London commuters battle to defy Underground train strike
Millions of London commuters were deciding whether to travel to work by boat, bike or on foot Wednesday as staff on the Underground train network staged their latest 24-hour strike.
Following earlier action in September and October, workers began walking out late Tuesday during the rush hour in protest at plans to axe 800 jobs.
But the most severe disruption is expected during Wednesday's early rush hour as commuters battle to make it to work.
Transport for London will lay on 100 extra buses and more boats to allow 10,000 extra river journeys.

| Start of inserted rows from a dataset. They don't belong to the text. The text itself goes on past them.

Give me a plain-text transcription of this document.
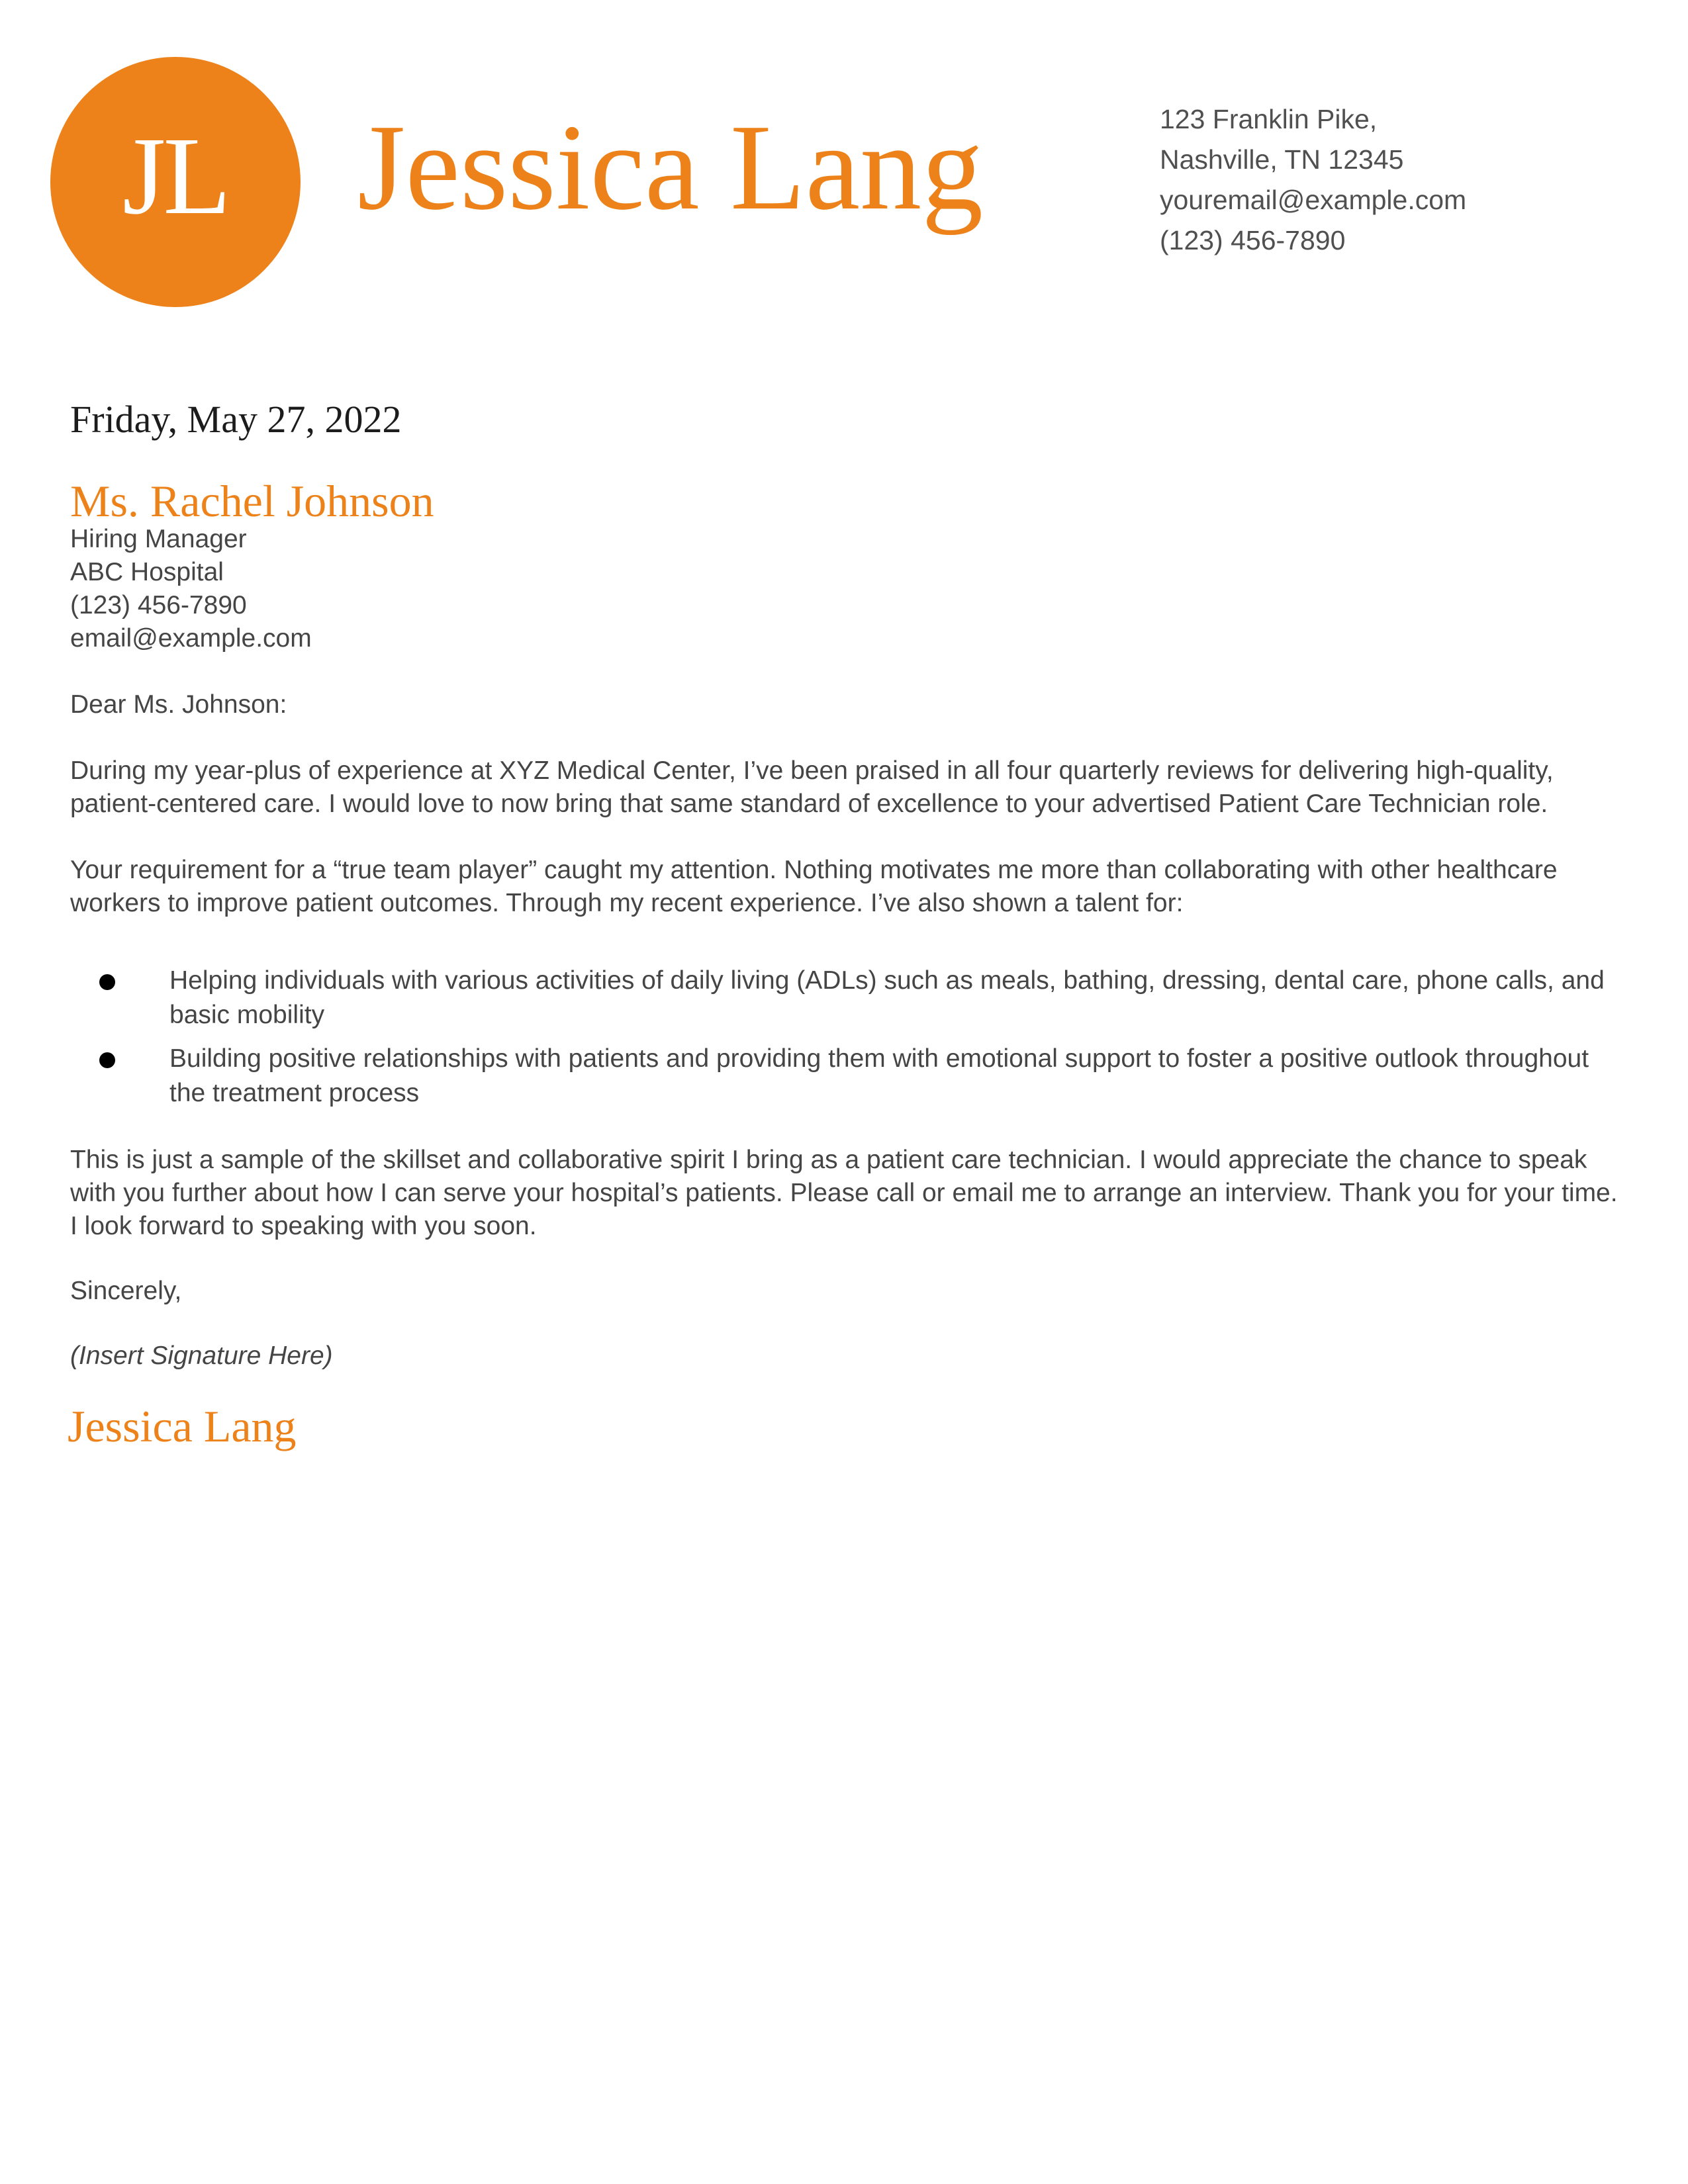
JL Jessica Lang	123 Franklin Pike,
Nashville, TN 12345
youremail@example.com
(123) 456-7890
Friday, May 27, 2022
Ms. Rachel Johnson
Hiring Manager
ABC Hospital
(123) 456-7890
email@example.com
Dear Ms. Johnson:
During my year-plus of experience at XYZ Medical Center, I’ve been praised in all four quarterly reviews for delivering high-quality, patient-centered care. I would love to now bring that same standard of excellence to your advertised Patient Care Technician role.
Your requirement for a “true team player” caught my attention. Nothing motivates me more than collaborating with other healthcare workers to improve patient outcomes. Through my recent experience. I’ve also shown a talent for:
Helping individuals with various activities of daily living (ADLs) such as meals, bathing, dressing, dental care, phone calls, and basic mobility
Building positive relationships with patients and providing them with emotional support to foster a positive outlook throughout the treatment process
This is just a sample of the skillset and collaborative spirit I bring as a patient care technician. I would appreciate the chance to speak with you further about how I can serve your hospital’s patients. Please call or email me to arrange an interview. Thank you for your time. I look forward to speaking with you soon.
Sincerely,
(Insert Signature Here)
Jessica Lang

Mayor of London Boris Johnson said people in the capital "will not be deterred from their daily business by these pointless strikes."
Services are not set to return to normal until early Thursday. About 3.5 million Underground journeys are made on a normal weekday.
Union leaders -- who plan another stoppage at the end of November -- say the job cuts will affect safety and accused Johnson of dropping a pledge to keep Underground stations properly staffed.
Bob Crow, the leader of the Rail Maritime and Transport (RMT) union, said Underground workers had last week been commended at an inquest into the July 2005 bombings on the London transport system "yet among them are the very grades that the mayor is now intent on cutting."
Unions claim that although the majority of the jobs to be cut are in ticket offices, the staff contribute to the general security of Underground stations.
The planned job cuts come amid an austerity drive in Britain, where the coalition government last month announced average spending cuts of 19 percent across departments.
BBC journalists and London firefighters are both set to stage strikes Friday and Saturday, while the firefighters also held an eight-hour walk-out on Monday.